For the rest of the meal we talk beer and I ask Anders why I have seen no one else drinking a Berliner Weisse anywhere. “It is more of an alcopop over here. No one really drinks it. But basically, German’s only drink shit larger and nothing else.”
After food, Anders goes to his food collection and I plan my trip into central Berlin for the next day. While he is out I meet his mother-in-law who currently lives in the room at the top of the apartment building. She is wary of me to begin with and informs me that her grandson Yona is not a party animal. She sits down and we talk. She asks me why I’m here and what I’ve come to see. I mention the Berlin Wall. “I remember when they took it down. It was such a beautiful and amazing day. It was such a good feeling. Everyone was climbing over it. And the next day we all took our hammers and chiseled bits out of it to keep. We are lucky that our wall came down.
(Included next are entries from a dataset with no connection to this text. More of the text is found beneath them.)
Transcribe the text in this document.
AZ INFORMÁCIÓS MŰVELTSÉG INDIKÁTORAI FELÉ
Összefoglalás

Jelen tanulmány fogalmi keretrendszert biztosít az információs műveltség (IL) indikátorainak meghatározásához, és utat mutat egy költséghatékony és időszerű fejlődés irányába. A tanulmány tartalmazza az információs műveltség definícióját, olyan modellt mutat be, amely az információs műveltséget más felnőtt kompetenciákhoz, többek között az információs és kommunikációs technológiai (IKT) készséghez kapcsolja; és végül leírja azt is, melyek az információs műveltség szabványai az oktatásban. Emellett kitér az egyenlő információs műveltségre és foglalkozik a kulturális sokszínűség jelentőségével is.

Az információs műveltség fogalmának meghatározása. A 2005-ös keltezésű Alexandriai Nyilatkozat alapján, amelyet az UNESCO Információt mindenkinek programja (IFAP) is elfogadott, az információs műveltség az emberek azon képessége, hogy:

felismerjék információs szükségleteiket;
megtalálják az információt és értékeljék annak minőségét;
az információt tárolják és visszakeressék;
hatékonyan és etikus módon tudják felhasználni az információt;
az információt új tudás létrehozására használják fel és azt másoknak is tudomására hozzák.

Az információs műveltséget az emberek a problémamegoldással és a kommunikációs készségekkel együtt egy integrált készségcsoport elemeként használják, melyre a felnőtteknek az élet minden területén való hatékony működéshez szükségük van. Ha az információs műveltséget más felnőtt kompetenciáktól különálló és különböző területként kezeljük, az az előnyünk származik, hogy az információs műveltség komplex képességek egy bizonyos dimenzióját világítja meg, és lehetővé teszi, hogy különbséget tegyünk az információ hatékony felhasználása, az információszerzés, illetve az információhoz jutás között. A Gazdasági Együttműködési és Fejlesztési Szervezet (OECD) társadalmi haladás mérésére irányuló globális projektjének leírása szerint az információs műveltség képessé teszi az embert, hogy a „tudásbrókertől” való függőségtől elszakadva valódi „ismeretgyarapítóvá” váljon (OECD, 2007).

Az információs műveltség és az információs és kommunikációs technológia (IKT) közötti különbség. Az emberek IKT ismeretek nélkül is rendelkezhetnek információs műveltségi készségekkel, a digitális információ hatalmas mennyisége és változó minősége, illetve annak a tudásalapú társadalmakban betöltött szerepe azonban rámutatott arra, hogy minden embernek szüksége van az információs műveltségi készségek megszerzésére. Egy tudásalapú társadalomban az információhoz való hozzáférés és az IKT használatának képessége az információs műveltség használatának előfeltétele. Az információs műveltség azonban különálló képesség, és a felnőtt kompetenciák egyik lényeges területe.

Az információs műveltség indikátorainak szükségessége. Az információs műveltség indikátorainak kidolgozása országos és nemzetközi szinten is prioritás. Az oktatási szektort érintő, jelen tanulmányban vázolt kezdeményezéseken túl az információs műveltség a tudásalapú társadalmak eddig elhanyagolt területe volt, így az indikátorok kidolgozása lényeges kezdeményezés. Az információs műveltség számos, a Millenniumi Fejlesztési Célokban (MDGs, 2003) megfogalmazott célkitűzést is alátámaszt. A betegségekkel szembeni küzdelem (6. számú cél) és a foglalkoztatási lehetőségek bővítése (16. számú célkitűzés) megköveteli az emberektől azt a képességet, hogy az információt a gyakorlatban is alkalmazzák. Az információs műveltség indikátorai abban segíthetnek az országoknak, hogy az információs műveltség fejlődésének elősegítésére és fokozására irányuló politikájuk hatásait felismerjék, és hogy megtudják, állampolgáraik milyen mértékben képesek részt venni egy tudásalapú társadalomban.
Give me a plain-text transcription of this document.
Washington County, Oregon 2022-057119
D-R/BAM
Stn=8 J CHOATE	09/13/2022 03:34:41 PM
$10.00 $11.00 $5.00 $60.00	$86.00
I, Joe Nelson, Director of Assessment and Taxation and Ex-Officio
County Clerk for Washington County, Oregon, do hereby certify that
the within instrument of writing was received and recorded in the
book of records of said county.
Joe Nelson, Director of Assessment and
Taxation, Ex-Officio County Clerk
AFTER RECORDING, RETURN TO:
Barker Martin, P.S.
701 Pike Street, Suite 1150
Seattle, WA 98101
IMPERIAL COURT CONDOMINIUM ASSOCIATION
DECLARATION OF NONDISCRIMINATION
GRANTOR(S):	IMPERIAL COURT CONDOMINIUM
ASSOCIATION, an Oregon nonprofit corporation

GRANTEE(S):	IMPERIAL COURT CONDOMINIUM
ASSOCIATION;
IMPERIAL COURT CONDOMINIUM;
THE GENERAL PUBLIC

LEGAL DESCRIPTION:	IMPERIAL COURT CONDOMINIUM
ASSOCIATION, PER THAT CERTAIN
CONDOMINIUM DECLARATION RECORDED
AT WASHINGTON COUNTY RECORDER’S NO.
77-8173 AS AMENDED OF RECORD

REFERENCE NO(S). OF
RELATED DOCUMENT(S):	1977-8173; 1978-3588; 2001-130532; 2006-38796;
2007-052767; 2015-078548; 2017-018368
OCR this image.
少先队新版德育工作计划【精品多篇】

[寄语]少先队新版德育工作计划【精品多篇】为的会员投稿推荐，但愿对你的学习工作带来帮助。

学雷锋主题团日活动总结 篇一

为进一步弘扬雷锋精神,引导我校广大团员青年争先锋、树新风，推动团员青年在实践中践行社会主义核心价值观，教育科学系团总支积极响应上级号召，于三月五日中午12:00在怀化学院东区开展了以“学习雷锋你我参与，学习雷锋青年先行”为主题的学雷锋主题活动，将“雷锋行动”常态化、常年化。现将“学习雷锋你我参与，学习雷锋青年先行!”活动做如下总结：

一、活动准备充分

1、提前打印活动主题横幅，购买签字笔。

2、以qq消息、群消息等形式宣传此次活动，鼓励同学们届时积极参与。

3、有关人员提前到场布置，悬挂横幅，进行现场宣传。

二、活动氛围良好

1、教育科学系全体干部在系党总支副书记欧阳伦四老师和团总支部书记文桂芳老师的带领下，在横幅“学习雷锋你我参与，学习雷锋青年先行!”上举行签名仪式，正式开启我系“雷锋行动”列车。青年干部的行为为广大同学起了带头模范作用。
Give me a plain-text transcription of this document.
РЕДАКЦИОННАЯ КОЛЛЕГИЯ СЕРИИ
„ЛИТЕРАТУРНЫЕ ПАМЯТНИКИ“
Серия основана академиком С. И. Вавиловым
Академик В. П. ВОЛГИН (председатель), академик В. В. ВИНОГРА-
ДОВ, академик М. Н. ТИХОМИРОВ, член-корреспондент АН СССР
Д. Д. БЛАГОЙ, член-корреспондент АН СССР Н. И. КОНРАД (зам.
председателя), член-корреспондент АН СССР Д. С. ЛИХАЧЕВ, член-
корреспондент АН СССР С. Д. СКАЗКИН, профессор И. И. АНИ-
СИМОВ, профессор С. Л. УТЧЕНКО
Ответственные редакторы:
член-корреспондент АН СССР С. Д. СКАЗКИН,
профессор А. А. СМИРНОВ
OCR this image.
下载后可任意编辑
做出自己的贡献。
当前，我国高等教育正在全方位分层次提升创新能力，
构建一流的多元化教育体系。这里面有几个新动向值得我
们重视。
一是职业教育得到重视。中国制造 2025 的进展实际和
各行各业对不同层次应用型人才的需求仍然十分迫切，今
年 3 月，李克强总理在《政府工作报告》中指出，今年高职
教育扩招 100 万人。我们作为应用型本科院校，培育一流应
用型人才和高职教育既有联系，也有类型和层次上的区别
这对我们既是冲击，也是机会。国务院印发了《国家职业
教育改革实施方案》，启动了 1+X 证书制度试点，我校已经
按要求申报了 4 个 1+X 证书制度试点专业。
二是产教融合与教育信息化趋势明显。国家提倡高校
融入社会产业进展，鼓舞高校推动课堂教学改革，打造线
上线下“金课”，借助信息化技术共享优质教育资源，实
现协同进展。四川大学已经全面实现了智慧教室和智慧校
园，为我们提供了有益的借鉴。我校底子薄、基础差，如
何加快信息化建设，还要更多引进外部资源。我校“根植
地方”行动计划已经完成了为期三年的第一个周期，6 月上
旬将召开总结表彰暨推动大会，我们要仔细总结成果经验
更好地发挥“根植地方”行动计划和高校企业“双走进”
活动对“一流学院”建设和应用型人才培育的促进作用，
Some countries are not so lucky.”
When Anders gets back we go for another walk around town before the sun sets and we lose the daylight. He takes me to a place where there is a huge pile of great slabs of concrete lain on top of each other like a game of Tetris. Four teenagers sit on top drinking bottles of pilsner. “These are slabs of the Berlin Wall from when it came down.” I am amazed. “It wasn’t organised by anyone really when it came down. It just happened in different areas in different ways. And here, they just piled it up in places. We can come back tomorrow and chisel you some off if you like.”
As we walk around town I notice Anders hesitating at certain corners, inspecting boxes of things left out by other people for the taking of others. The sustainability soldier in him, constantly alert to opportunities of reusing and recycling. It makes me feel at home. To be around people who are familiar to you in their way of life, is like – when you are travelling at least – being around people you are familiar with. It puts me at ease and I feel comfortable.
Later in evening we share dinner, all made from food collected from the Food Share. His neighbour Claudia joins us. We drink wine, laugh, joke, and exchange cultural differences. I feel as though I am surrounded by the oldest and most dearest of friends.